Rep. Gonzalez Files Three COVID-19 Proposals - Rep. Carlos Gonzalez (D-Springfield) filed three COVID-19 bills including:
Internet Access (HD 4984) - Ensures that Internet providers serving the state will provide the highest bandwidth possible for residential customers during the COVID-19 pandemic.
$15,000 Grant To Micro-Businesses (H 4985) - Provides $15,000 grant subsidy to micro-business owners who have less than five employees and sales from 2018 that did not exceed $200,000. Under the bill, 75 percent of the grants must be used for direct payment to employees’ compensation and 25 percent for small business general operational losses towards goods and services during the COVID-19 pandemic.
Churches Online (H 4986) - Establishes up to $10,000 grants for small community churches in the gateway cities of Massachusetts with parishioners of less than 100 members. The funding would be used to establish an online platform in order to conduct and provide services, communication and support to their parishioners during the COVID-19 pandemic.
Also Up On Beacon Hill
Moratorium On Evictions And Foreclosures (H 4615) - The House and Senate approved a conference committee version and sent to Gov. Baker legislation putting a moratorium on most residential, commercial and nonprofit evictions and foreclosures until 45 days after the end of the state of emergency, or 120 days after passage of this new law, whichever is sooner. The House and Senate had approved different versions of the bill and a conference committee drafted a compromise plan.
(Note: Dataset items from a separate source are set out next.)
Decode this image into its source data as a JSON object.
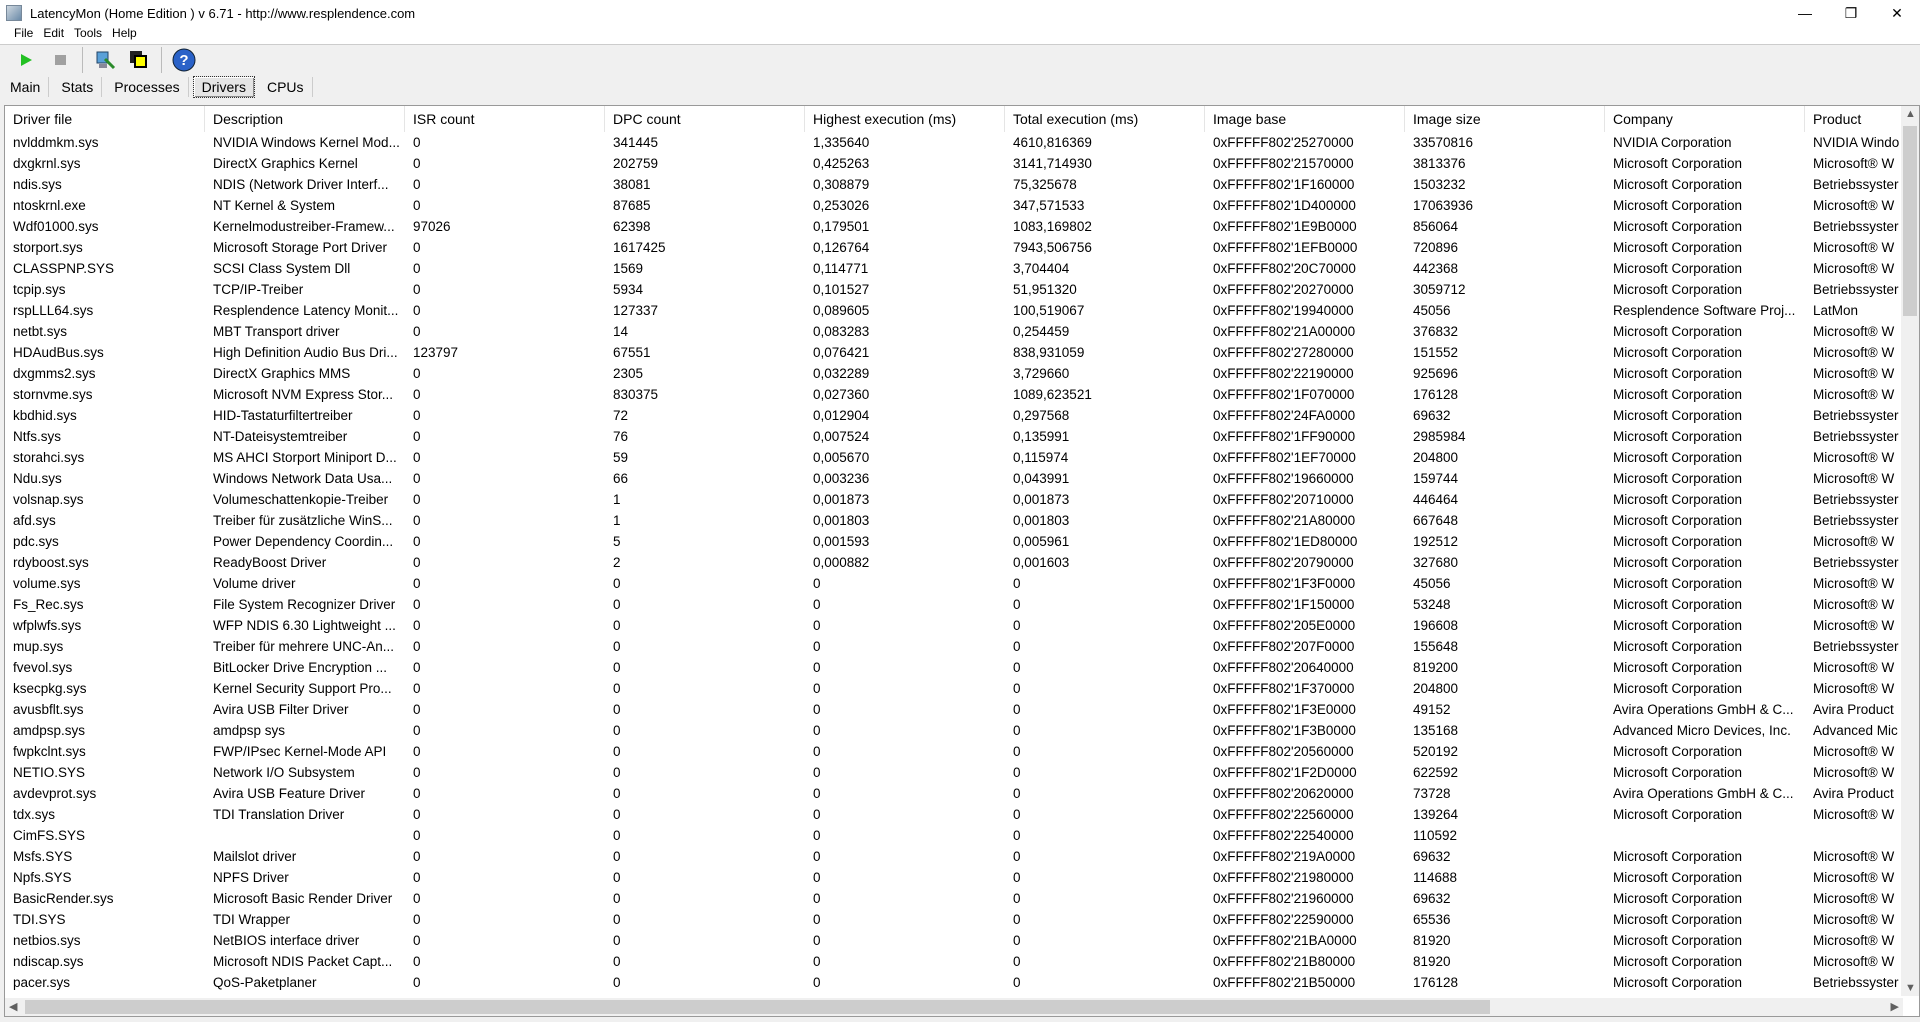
{
  "window": {
    "title": "LatencyMon  (Home Edition )  v 6.71 - http://www.resplendence.com",
    "minimize": "—",
    "maximize": "❐",
    "close": "✕"
  },
  "menu": [
    "File",
    "Edit",
    "Tools",
    "Help"
  ],
  "toolbar": {
    "icons": [
      "play-icon",
      "stop-icon",
      "analyze-icon",
      "windows-icon",
      "help-icon"
    ]
  },
  "tabs": [
    {
      "label": "Main"
    },
    {
      "label": "Stats"
    },
    {
      "label": "Processes"
    },
    {
      "label": "Drivers",
      "active": true
    },
    {
      "label": "CPUs"
    }
  ],
  "table": {
    "columns": [
      "Driver file",
      "Description",
      "ISR count",
      "DPC count",
      "Highest execution (ms)",
      "Total execution (ms)",
      "Image base",
      "Image size",
      "Company",
      "Product"
    ],
    "rows": [
      [
        "nvlddmkm.sys",
        "NVIDIA Windows Kernel Mod...",
        "0",
        "341445",
        "1,335640",
        "4610,816369",
        "0xFFFFF802'25270000",
        "33570816",
        "NVIDIA Corporation",
        "NVIDIA Windo"
      ],
      [
        "dxgkrnl.sys",
        "DirectX Graphics Kernel",
        "0",
        "202759",
        "0,425263",
        "3141,714930",
        "0xFFFFF802'21570000",
        "3813376",
        "Microsoft Corporation",
        "Microsoft® W"
      ],
      [
        "ndis.sys",
        "NDIS (Network Driver Interf...",
        "0",
        "38081",
        "0,308879",
        "75,325678",
        "0xFFFFF802'1F160000",
        "1503232",
        "Microsoft Corporation",
        "Betriebssyster"
      ],
      [
        "ntoskrnl.exe",
        "NT Kernel & System",
        "0",
        "87685",
        "0,253026",
        "347,571533",
        "0xFFFFF802'1D400000",
        "17063936",
        "Microsoft Corporation",
        "Microsoft® W"
      ],
      [
        "Wdf01000.sys",
        "Kernelmodustreiber-Framew...",
        "97026",
        "62398",
        "0,179501",
        "1083,169802",
        "0xFFFFF802'1E9B0000",
        "856064",
        "Microsoft Corporation",
        "Betriebssyster"
      ],
      [
        "storport.sys",
        "Microsoft Storage Port Driver",
        "0",
        "1617425",
        "0,126764",
        "7943,506756",
        "0xFFFFF802'1EFB0000",
        "720896",
        "Microsoft Corporation",
        "Microsoft® W"
      ],
      [
        "CLASSPNP.SYS",
        "SCSI Class System Dll",
        "0",
        "1569",
        "0,114771",
        "3,704404",
        "0xFFFFF802'20C70000",
        "442368",
        "Microsoft Corporation",
        "Microsoft® W"
      ],
      [
        "tcpip.sys",
        "TCP/IP-Treiber",
        "0",
        "5934",
        "0,101527",
        "51,951320",
        "0xFFFFF802'20270000",
        "3059712",
        "Microsoft Corporation",
        "Betriebssyster"
      ],
      [
        "rspLLL64.sys",
        "Resplendence Latency Monit...",
        "0",
        "127337",
        "0,089605",
        "100,519067",
        "0xFFFFF802'19940000",
        "45056",
        "Resplendence Software Proj...",
        "LatMon"
      ],
      [
        "netbt.sys",
        "MBT Transport driver",
        "0",
        "14",
        "0,083283",
        "0,254459",
        "0xFFFFF802'21A00000",
        "376832",
        "Microsoft Corporation",
        "Microsoft® W"
      ],
      [
        "HDAudBus.sys",
        "High Definition Audio Bus Dri...",
        "123797",
        "67551",
        "0,076421",
        "838,931059",
        "0xFFFFF802'27280000",
        "151552",
        "Microsoft Corporation",
        "Microsoft® W"
      ],
      [
        "dxgmms2.sys",
        "DirectX Graphics MMS",
        "0",
        "2305",
        "0,032289",
        "3,729660",
        "0xFFFFF802'22190000",
        "925696",
        "Microsoft Corporation",
        "Microsoft® W"
      ],
      [
        "stornvme.sys",
        "Microsoft NVM Express Stor...",
        "0",
        "830375",
        "0,027360",
        "1089,623521",
        "0xFFFFF802'1F070000",
        "176128",
        "Microsoft Corporation",
        "Microsoft® W"
      ],
      [
        "kbdhid.sys",
        "HID-Tastaturfiltertreiber",
        "0",
        "72",
        "0,012904",
        "0,297568",
        "0xFFFFF802'24FA0000",
        "69632",
        "Microsoft Corporation",
        "Betriebssyster"
      ],
      [
        "Ntfs.sys",
        "NT-Dateisystemtreiber",
        "0",
        "76",
        "0,007524",
        "0,135991",
        "0xFFFFF802'1FF90000",
        "2985984",
        "Microsoft Corporation",
        "Betriebssyster"
      ],
      [
        "storahci.sys",
        "MS AHCI Storport Miniport D...",
        "0",
        "59",
        "0,005670",
        "0,115974",
        "0xFFFFF802'1EF70000",
        "204800",
        "Microsoft Corporation",
        "Microsoft® W"
      ],
      [
        "Ndu.sys",
        "Windows Network Data Usa...",
        "0",
        "66",
        "0,003236",
        "0,043991",
        "0xFFFFF802'19660000",
        "159744",
        "Microsoft Corporation",
        "Microsoft® W"
      ],
      [
        "volsnap.sys",
        "Volumeschattenkopie-Treiber",
        "0",
        "1",
        "0,001873",
        "0,001873",
        "0xFFFFF802'20710000",
        "446464",
        "Microsoft Corporation",
        "Betriebssyster"
      ],
      [
        "afd.sys",
        "Treiber für zusätzliche WinS...",
        "0",
        "1",
        "0,001803",
        "0,001803",
        "0xFFFFF802'21A80000",
        "667648",
        "Microsoft Corporation",
        "Betriebssyster"
      ],
      [
        "pdc.sys",
        "Power Dependency Coordin...",
        "0",
        "5",
        "0,001593",
        "0,005961",
        "0xFFFFF802'1ED80000",
        "192512",
        "Microsoft Corporation",
        "Microsoft® W"
      ],
      [
        "rdyboost.sys",
        "ReadyBoost Driver",
        "0",
        "2",
        "0,000882",
        "0,001603",
        "0xFFFFF802'20790000",
        "327680",
        "Microsoft Corporation",
        "Betriebssyster"
      ],
      [
        "volume.sys",
        "Volume driver",
        "0",
        "0",
        "0",
        "0",
        "0xFFFFF802'1F3F0000",
        "45056",
        "Microsoft Corporation",
        "Microsoft® W"
      ],
      [
        "Fs_Rec.sys",
        "File System Recognizer Driver",
        "0",
        "0",
        "0",
        "0",
        "0xFFFFF802'1F150000",
        "53248",
        "Microsoft Corporation",
        "Microsoft® W"
      ],
      [
        "wfplwfs.sys",
        "WFP NDIS 6.30 Lightweight ...",
        "0",
        "0",
        "0",
        "0",
        "0xFFFFF802'205E0000",
        "196608",
        "Microsoft Corporation",
        "Microsoft® W"
      ],
      [
        "mup.sys",
        "Treiber für mehrere UNC-An...",
        "0",
        "0",
        "0",
        "0",
        "0xFFFFF802'207F0000",
        "155648",
        "Microsoft Corporation",
        "Betriebssyster"
      ],
      [
        "fvevol.sys",
        "BitLocker Drive Encryption ...",
        "0",
        "0",
        "0",
        "0",
        "0xFFFFF802'20640000",
        "819200",
        "Microsoft Corporation",
        "Microsoft® W"
      ],
      [
        "ksecpkg.sys",
        "Kernel Security Support Pro...",
        "0",
        "0",
        "0",
        "0",
        "0xFFFFF802'1F370000",
        "204800",
        "Microsoft Corporation",
        "Microsoft® W"
      ],
      [
        "avusbflt.sys",
        "Avira USB Filter Driver",
        "0",
        "0",
        "0",
        "0",
        "0xFFFFF802'1F3E0000",
        "49152",
        "Avira Operations GmbH & C...",
        "Avira Product"
      ],
      [
        "amdpsp.sys",
        "amdpsp sys",
        "0",
        "0",
        "0",
        "0",
        "0xFFFFF802'1F3B0000",
        "135168",
        "Advanced Micro Devices, Inc.",
        "Advanced Mic"
      ],
      [
        "fwpkclnt.sys",
        "FWP/IPsec Kernel-Mode API",
        "0",
        "0",
        "0",
        "0",
        "0xFFFFF802'20560000",
        "520192",
        "Microsoft Corporation",
        "Microsoft® W"
      ],
      [
        "NETIO.SYS",
        "Network I/O Subsystem",
        "0",
        "0",
        "0",
        "0",
        "0xFFFFF802'1F2D0000",
        "622592",
        "Microsoft Corporation",
        "Microsoft® W"
      ],
      [
        "avdevprot.sys",
        "Avira USB Feature Driver",
        "0",
        "0",
        "0",
        "0",
        "0xFFFFF802'20620000",
        "73728",
        "Avira Operations GmbH & C...",
        "Avira Product"
      ],
      [
        "tdx.sys",
        "TDI Translation Driver",
        "0",
        "0",
        "0",
        "0",
        "0xFFFFF802'22560000",
        "139264",
        "Microsoft Corporation",
        "Microsoft® W"
      ],
      [
        "CimFS.SYS",
        "",
        "0",
        "0",
        "0",
        "0",
        "0xFFFFF802'22540000",
        "110592",
        "",
        ""
      ],
      [
        "Msfs.SYS",
        "Mailslot driver",
        "0",
        "0",
        "0",
        "0",
        "0xFFFFF802'219A0000",
        "69632",
        "Microsoft Corporation",
        "Microsoft® W"
      ],
      [
        "Npfs.SYS",
        "NPFS Driver",
        "0",
        "0",
        "0",
        "0",
        "0xFFFFF802'21980000",
        "114688",
        "Microsoft Corporation",
        "Microsoft® W"
      ],
      [
        "BasicRender.sys",
        "Microsoft Basic Render Driver",
        "0",
        "0",
        "0",
        "0",
        "0xFFFFF802'21960000",
        "69632",
        "Microsoft Corporation",
        "Microsoft® W"
      ],
      [
        "TDI.SYS",
        "TDI Wrapper",
        "0",
        "0",
        "0",
        "0",
        "0xFFFFF802'22590000",
        "65536",
        "Microsoft Corporation",
        "Microsoft® W"
      ],
      [
        "netbios.sys",
        "NetBIOS interface driver",
        "0",
        "0",
        "0",
        "0",
        "0xFFFFF802'21BA0000",
        "81920",
        "Microsoft Corporation",
        "Microsoft® W"
      ],
      [
        "ndiscap.sys",
        "Microsoft NDIS Packet Capt...",
        "0",
        "0",
        "0",
        "0",
        "0xFFFFF802'21B80000",
        "81920",
        "Microsoft Corporation",
        "Microsoft® W"
      ],
      [
        "pacer.sys",
        "QoS-Paketplaner",
        "0",
        "0",
        "0",
        "0",
        "0xFFFFF802'21B50000",
        "176128",
        "Microsoft Corporation",
        "Betriebssyster"
      ]
    ]
  }
}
The measure allows the governor to postpone the expiration in increments of not more than 90 days. The bill allows for emergency for cause evictions that involve allegations of criminal activity or lease violations that are “detrimental to the health or safety of other residents, health care workers, emergency personnel or the general public.”
Another provision prohibits landlords from charging late fees or sending reports to credit rating agencies as long as a tenant provides notice within 30 days of a late payment that their failure to pay was tied to the COVID-19 pandemic.
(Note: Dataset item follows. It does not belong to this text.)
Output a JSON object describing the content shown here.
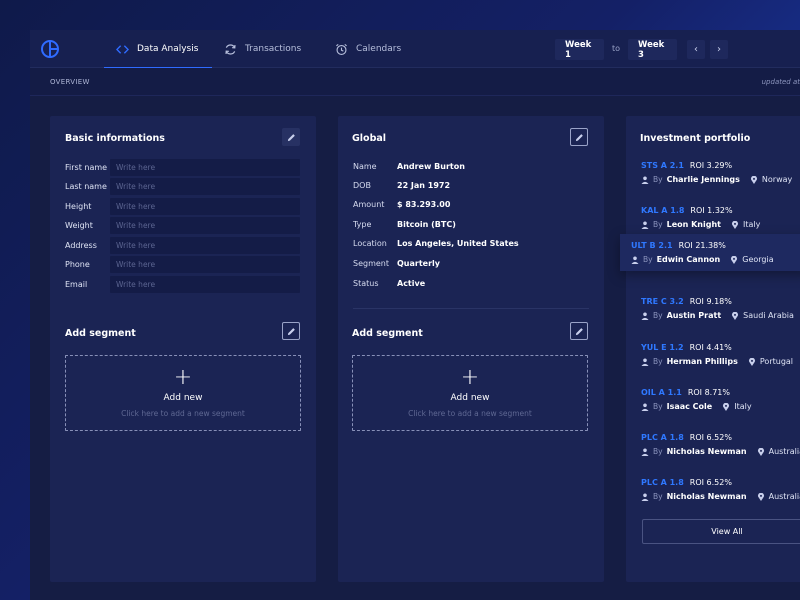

Court Reduces The Number Of Signatures Required To Get On The Ballot - On Friday, April 17, the Supreme Judicial Court ruled that the number of required signatures for all elected offices in the September 1 primary be reduced by 50 percent because of the difficulty and health risks of collecting signatures during the COVID-19 pandemic. That means that the number of signatures needed for US senate candidates is reduced from 10,000 to 5,000; congressional candidates from 2,000 to 1,000; governor’s council and some county offices from 1,000 to 500; candidates for the state senate from 300 to 150; and candidates for state representative from 150 to 75.
The ruling also extends the deadline for candidates for state and county offices to submit signatures to local election officials from April 28 until May 5.